12. Canção do fogo-fátuo - Candelas (Suspirando) Ah! (Com ânimo) Tal como o fogo-fátuo, tal e o qual é o querer, Foges dele e persegue-te chama-lo e deita a correr. Tal como o fogo-fátuo, tal e qual é o querer. Nasce nas noites de Agosto, quando aperta o calor. Vai correndo pelos campos em busca de um coração… Tal como o fogo-fátuo, tal e qual é o amor. Malditos os olhos negros que o conseguem ver! Maldito o coração triste que em sua chama quis arder! Tal como o fogo-fátuo! se desvanece o querer! Terminada a canção do fogo-fátuo, avança e diz: - Candelas O fogo-fátuo desapareceu! No luar se desvaneceu! A gruta é minha! Vamos a ver se venço a má sorte com a bruxaria! Aproxima-se resolutamente do recanto dos feitiços, e, apoderando-se da redoma encantada, derrama parte da água sobre o fogo e faz o esconjuro. A música indica a parte cantada e a parte recitada. Desde que ela pega na redoma, vai escurecendo, sugerindo que o luar se põe antes do amanhecer. Depois, ao mesmo tempo que o Cigano aparece, vai surgindo no céu a primeira claridade de alvorada, até que amanhece no fim do quadro.

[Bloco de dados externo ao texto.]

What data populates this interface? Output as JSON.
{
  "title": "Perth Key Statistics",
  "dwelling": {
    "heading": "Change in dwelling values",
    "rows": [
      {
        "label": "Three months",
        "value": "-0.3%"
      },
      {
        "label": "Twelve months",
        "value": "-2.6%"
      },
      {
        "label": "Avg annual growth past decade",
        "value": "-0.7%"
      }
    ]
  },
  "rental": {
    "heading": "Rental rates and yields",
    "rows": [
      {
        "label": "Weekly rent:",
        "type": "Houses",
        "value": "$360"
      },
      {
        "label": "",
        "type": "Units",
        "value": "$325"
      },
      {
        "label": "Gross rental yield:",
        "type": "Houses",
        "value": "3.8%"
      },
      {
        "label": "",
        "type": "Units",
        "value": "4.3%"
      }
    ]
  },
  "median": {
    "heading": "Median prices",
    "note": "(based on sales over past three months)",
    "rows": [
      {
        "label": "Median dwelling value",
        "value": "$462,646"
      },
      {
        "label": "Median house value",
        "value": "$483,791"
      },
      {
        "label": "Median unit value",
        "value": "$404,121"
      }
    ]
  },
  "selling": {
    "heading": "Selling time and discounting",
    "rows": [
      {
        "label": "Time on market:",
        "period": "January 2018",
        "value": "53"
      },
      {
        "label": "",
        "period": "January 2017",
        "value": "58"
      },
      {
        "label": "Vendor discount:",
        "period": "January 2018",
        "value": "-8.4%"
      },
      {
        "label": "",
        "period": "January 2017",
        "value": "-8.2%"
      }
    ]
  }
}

13. Esconjuro para reconquistar o amor perdido - Candelas (Sussurrando) Por Satanás! Por Barrabás! Quero que o homem que me esqueceu me venha buscar! Cabeça de touro, olhos de leão!... O meu amor está longe…que escute a minha voz! (Com ansiedade) Que venha, que venha! Por Satanás, por Barrabás!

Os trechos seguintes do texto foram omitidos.